Britain’s small businesses are today joining forces to boost the Mail Force appeal helping Ukrainian refugees.

An interior design entrepreneur, a jeweller, a yurts rental firm and a single mothers network are among the first to offer their support – and money.

Each has come up with an innovative way to donate to the cause, such as giving £1 per client or £10 per booking.
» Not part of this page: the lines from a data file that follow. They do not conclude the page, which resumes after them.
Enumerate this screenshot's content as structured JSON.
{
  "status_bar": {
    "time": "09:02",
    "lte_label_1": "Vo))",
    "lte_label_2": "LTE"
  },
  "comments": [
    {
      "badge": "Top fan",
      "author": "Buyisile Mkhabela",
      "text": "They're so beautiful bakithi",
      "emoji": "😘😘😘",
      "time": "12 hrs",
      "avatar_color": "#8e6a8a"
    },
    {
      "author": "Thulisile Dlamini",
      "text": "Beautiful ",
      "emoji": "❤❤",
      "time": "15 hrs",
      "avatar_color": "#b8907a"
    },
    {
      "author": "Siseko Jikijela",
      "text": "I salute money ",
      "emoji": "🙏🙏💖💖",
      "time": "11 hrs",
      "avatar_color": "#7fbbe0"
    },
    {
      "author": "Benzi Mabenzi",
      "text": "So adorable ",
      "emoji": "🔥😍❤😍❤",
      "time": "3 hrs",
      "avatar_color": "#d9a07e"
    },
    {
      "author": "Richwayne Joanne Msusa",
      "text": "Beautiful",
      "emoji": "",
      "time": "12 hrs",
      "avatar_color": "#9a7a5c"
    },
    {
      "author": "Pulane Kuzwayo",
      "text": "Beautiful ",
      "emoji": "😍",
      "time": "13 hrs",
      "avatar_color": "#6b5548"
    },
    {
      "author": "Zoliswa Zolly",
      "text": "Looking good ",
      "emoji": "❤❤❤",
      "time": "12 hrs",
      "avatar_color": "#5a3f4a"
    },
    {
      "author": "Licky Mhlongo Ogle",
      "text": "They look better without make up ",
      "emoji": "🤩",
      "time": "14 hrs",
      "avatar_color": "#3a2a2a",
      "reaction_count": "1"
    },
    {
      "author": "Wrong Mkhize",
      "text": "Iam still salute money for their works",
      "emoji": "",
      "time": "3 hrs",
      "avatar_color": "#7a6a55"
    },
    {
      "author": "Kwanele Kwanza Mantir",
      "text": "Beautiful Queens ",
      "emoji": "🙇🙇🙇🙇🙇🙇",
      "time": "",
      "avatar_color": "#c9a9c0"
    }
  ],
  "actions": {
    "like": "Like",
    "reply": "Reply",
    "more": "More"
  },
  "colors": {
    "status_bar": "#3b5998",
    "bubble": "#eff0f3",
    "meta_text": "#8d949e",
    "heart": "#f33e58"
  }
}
As well as swelling the appeal fund, the initiative shines a light on the nation’s small businesses after two years of hardship during the pandemic.

Children lying in a bomb shelter in the city of Mariupol. The conflict has so far displaced more than 1.5 million people, with refugees flooding west into the European Union

A girl sits in an improvised bomb shelter in Mariupol. Britain’s small businesses are doing their bit to contribute to the Daily Mail’s charity appeal to help those affected by the war in Ukraine

As more firms join in, donations will soon add up – with the scheme given the tag ‘small business, big difference’.

The idea is the brainchild of entrepreneur and TV presenter Alison Cork, who is donating £10 per order received by her online interiors business Alison At Home.

She said: ‘As a business owner myself, I knew our most resilient and resourceful community of entrepreneurs would rise to the challenge of donating to the Ukrainian people.’

Miss Cork, 58, who presents ITV’s Don’t Move, Improve and Channel 4’s Cowboy Builders, is also a business ambassador for the British Library.

She said: ‘By nature, entrepreneurs like me sit and twitch, and want to do something to help.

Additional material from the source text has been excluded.